La morte di Antonio Di Lollo, il 46enne titolare di un’impresa di tinteggiatura, avvenuta il 31 agosto 2023 a Castel di Sangro, ha suscitato grande attenzione mediatica e emotiva. Il gup del Tribunale di Sulmona, Alessandra De Marco, ha disposto tre rinvii a giudizio per il proprietario del cantiere e due tecnici del noleggio di un cestello elevatore, accusati di omicidio colposo. Questi eventi sollevano interrogativi sulla sicurezza nei luoghi di lavoro e sulle responsabilità di chi gestisce strutture operative.
Il contesto della tragedia
La tragedia che ha colpito Antonio Di Lollo ha avuto luogo mentre l’imprenditore si trovava impegnato in un lavoro di tinteggiatura su un capannone di un’azienda di confetture lungo la strada statale 17, nel comune di Castel di Sangro. Durante le operazioni di preparazione, Di Lollo è salito sul cestello elevatore per eseguire alcune prove preliminari, ma un tragico errore ha portato alla sua folgorazione, provocata dall’impatto con i cavi dell’Enel. Questa terribile circostanza mette in evidenza le potenziali conseguenze fatali di una cattiva gestione della sicurezza nei luoghi di lavoro.
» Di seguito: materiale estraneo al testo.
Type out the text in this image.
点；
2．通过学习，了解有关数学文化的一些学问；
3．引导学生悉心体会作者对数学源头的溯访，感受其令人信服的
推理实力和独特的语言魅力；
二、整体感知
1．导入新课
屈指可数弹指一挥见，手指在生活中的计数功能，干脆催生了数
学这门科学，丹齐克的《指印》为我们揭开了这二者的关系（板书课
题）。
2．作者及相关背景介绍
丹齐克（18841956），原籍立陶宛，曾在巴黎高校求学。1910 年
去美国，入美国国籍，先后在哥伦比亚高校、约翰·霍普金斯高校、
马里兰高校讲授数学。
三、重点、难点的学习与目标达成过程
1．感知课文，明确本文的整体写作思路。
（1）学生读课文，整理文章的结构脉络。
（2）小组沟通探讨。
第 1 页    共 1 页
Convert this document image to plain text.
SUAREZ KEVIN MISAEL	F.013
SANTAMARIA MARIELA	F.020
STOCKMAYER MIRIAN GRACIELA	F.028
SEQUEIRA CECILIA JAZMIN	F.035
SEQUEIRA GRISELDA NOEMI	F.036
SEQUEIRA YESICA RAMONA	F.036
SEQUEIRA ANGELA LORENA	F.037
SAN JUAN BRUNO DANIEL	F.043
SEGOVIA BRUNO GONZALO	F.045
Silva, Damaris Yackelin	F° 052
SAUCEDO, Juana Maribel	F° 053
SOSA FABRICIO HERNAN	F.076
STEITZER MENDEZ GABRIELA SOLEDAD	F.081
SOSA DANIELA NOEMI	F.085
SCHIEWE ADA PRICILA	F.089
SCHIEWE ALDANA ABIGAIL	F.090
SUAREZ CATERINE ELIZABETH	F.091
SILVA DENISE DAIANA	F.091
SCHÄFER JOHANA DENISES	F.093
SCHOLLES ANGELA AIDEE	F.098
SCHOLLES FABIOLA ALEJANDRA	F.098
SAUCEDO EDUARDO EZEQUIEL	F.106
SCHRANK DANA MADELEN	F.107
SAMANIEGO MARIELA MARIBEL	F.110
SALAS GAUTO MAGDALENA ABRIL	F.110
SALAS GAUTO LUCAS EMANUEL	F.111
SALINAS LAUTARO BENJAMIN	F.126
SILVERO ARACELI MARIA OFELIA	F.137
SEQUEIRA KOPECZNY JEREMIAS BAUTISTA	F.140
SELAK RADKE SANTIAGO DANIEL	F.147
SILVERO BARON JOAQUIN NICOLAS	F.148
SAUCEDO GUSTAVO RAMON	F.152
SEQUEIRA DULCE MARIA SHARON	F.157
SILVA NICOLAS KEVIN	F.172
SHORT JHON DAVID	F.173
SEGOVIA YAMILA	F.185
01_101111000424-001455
Nonostante i tempestivi soccorsi, ogni tentativo di rianimarlo si è rivelato vano, portando a una tragedia che ha segnato non solo la vita dei familiari di Di Lollo, ma anche quella degli operai e delle persone coinvolte in quell’incidente. Ciò che emerge è la necessità di esaminare e rivedere i protocolli di sicurezza per prevenire che eventi simili possano ripetersi in futuro.
Gli imputati e le accuse
Il sostituto procuratore Edoardo Mariotti ha formalizzato le accuse nei confronti del proprietario del cantiere, dell’amministratore delegato della società di confetture e dei due tecnici del noleggio del cestello elevatore. Le accuse, che si configurano come omicidio colposo, si basano sull’inadempimento di norme di sicurezza fondamentali. È stato contestato al proprietario di non aver verificato l’idoneità tecnico-professionale di Di Lollo e di non aver predisposto il documento unico di valutazione dei rischi interferenti, elementi essenziali per garantire un ambiente di lavoro sicuro.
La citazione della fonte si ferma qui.